O Pix movimentou em 2025 R$ 35,36 trilhões no Brasil, segundo dados do Banco Central, um recorde que representa expansão de 33,6% em relação a 2024, quando o sistema somou R$ 26,46 trilhões. No mesmo período foram registradas 79,8 bilhões de operações, ante 63,5 bilhões no ano anterior, consolidando o meio instantâneo como predominante nas transferências nacionais.
O aumento no volume e na frequência de uso confirma a penetração do Pix entre adultos e empresas, e aponta para sua crescente relevância na rotina de pagamentos em todo o país.
Efeito na inclusão e na adoção
Ao completar cinco anos, em novembro de 2025, o sistema foi descrito pelo diretor de Organização do Sistema Financeiro e Resolução do Banco Central, Renato Gomes, como amplamente incorporado entre a população adulta. Segundo ele, a rapidez da adoção tem fortalecido a efetividade das contas bancárias e reduzido a dependência exclusiva do dinheiro em espécie.
Na prática, a disseminação do Pix levou a maior atividade em contas digitais, ao uso de pagamentos por celular e à diminuição de saques desnecessários — mudanças que, de acordo com o BC, contribuíram para acelerar a inclusão financeira.
Evolução das funcionalidades
Desde seu lançamento, o Pix recebeu recursos que ampliaram seu papel para consumidores, empresas e prestadores de serviço. Entre as principais incorporações estão:
Pix Cobrança, que cumpre papel semelhante ao do boleto bancário;
Pix Saque e Pix Troco, para retirada de numerário em estabelecimentos;
Pix Agendado, voltado a pagamentos recorrentes e programados;
Pix por Aproximação, inicialmente disponível para dispositivos Android;
Pix Automático, que amplia opções de pagamentos recorrentes comparáveis ao débito automático;
integração com Open Finance, permitindo iniciar pagamentos a partir de diversas plataformas digitais.

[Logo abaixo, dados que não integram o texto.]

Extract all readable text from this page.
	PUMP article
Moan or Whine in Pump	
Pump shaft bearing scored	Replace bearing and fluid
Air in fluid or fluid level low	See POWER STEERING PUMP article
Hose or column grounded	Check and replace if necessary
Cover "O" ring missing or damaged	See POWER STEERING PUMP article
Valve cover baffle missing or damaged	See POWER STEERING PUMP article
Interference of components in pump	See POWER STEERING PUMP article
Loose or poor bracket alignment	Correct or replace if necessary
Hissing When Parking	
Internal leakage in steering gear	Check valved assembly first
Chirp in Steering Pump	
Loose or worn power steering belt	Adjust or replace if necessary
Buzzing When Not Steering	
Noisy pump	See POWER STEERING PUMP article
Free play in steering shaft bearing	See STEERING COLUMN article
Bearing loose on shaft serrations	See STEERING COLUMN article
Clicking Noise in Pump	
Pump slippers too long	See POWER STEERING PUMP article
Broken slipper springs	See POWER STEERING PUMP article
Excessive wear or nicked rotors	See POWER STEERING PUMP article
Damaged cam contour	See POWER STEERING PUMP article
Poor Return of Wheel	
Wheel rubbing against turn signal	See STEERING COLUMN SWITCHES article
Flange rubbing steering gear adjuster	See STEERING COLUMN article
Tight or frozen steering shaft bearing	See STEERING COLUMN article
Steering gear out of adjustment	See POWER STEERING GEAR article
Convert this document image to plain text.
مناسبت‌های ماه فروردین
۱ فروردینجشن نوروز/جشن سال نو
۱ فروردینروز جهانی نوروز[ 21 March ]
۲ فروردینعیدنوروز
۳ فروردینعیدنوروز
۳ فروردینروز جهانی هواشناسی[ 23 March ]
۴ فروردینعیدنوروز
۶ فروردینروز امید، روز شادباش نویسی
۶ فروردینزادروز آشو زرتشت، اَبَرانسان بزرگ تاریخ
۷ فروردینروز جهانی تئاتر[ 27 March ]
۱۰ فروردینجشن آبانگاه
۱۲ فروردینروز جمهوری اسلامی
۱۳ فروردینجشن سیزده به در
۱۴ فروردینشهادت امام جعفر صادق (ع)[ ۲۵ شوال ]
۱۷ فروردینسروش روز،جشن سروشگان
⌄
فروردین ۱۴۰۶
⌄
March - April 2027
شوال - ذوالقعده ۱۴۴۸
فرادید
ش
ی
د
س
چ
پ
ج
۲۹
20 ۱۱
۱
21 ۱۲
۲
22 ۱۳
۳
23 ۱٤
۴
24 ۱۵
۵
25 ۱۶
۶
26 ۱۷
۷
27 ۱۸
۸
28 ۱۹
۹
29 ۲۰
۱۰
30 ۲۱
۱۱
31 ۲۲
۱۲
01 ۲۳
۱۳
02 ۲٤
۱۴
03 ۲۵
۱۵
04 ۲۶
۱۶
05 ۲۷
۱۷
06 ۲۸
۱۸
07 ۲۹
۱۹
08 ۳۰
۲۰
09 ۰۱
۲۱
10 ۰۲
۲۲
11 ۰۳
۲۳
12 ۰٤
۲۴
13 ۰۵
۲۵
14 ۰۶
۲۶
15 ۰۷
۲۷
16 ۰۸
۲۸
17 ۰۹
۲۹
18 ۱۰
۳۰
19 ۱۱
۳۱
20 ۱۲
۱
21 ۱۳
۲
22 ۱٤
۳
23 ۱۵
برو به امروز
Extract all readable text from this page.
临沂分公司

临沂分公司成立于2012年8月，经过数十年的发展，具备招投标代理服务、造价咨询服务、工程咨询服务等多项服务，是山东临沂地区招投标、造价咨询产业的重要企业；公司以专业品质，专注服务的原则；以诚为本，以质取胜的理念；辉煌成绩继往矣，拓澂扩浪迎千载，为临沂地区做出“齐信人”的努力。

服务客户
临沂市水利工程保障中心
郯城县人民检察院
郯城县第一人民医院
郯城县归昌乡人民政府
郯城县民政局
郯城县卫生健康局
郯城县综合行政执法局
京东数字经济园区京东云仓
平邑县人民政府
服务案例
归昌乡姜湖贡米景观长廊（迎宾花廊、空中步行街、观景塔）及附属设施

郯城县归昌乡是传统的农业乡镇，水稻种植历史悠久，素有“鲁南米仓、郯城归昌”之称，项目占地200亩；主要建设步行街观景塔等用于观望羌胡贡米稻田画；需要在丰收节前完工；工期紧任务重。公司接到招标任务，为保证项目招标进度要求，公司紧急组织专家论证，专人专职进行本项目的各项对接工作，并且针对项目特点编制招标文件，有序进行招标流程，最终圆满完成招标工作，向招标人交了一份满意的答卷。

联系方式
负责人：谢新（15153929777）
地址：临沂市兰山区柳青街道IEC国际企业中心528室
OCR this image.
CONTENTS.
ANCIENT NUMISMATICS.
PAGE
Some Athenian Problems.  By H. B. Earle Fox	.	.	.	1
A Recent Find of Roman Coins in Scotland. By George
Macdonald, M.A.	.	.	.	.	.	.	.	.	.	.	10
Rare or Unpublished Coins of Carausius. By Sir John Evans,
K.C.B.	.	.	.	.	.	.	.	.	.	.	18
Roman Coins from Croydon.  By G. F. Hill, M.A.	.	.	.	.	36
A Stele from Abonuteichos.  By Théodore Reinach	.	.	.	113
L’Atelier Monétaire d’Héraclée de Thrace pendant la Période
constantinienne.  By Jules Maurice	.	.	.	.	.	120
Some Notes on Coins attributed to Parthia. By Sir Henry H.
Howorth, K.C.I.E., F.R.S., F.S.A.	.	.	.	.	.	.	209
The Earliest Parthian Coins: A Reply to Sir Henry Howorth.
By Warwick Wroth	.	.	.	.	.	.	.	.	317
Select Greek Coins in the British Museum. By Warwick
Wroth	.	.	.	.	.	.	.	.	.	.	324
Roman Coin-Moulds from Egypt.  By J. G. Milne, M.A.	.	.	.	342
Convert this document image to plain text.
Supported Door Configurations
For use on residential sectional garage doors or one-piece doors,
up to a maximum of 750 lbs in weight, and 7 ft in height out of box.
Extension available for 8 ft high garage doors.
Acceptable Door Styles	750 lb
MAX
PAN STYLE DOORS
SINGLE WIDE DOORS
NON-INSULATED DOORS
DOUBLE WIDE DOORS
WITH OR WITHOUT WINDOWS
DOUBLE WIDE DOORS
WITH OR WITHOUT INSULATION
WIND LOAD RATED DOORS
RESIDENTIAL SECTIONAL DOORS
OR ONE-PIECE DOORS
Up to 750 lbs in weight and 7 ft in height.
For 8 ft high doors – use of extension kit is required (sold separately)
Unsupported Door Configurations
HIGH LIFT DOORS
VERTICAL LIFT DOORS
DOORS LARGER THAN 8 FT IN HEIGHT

Essas funcionalidades aumentaram a utilidade do sistema tanto para transações cotidianas quanto para operações empresariais.
O crescimento expressivo do volume e do número de operações mostra que o Pix evoluiu de um método de transferência para uma infraestrutura de pagamentos com relevância sistêmica.
Novas propostas e implicações práticas
O Banco Central informou que analisa ajustes e novas funções. Entre as mudanças em pauta está a cobrança híbrida, que possibilita oferecer, num mesmo QR Code, a opção de pagar por Pix ou por boleto. Atualmente facultativa, a medida deverá se tornar obrigatória a partir de novembro.
Outra iniciativa em desenvolvimento é viabilizar o pagamento de duplicatas escriturais via Pix, o que tende a facilitar a antecipação de recebíveis com atualização em tempo real e a reduzir custos operacionais, posicionando o Pix como alternativa aos boletos tradicionais.
O BC também trabalha na adaptação do sistema ao chamado split tributário, mecanismo que a Receita Federal estuda no âmbito da reforma tributária sobre o consumo. A proposta prevê que a Contribuição sobre Bens e Serviços (CBS) seja recolhida no momento da compra quando a transação for eletrônica, com previsão de implementação a partir de 2027.
Essas mudanças exigirão ajustes técnicos de plataformas de pagamento, empresas e estabelecimentos, e terão impacto nos processos de conciliação e na gestão de caixa, sobretudo de micro, pequenas e médias empresas.
Analistas consultados pelo BC indicam que a combinação entre novas funções e maior abrangência pode reduzir ainda mais o uso de papel e dinheiro, pressionar por ganhos de eficiência operacional e criar condições melhores para acesso a crédito e antecipação de receitas a custos inferiores.
Com a sequência de crescimento e as atualizações previstas, o Pix segue consolidando seu papel central no ecossistema de pagamentos brasileiro, ao mesmo tempo em que impõe desafios técnicos e regulatórios para suportar funções fiscais e de mercado mais complexas.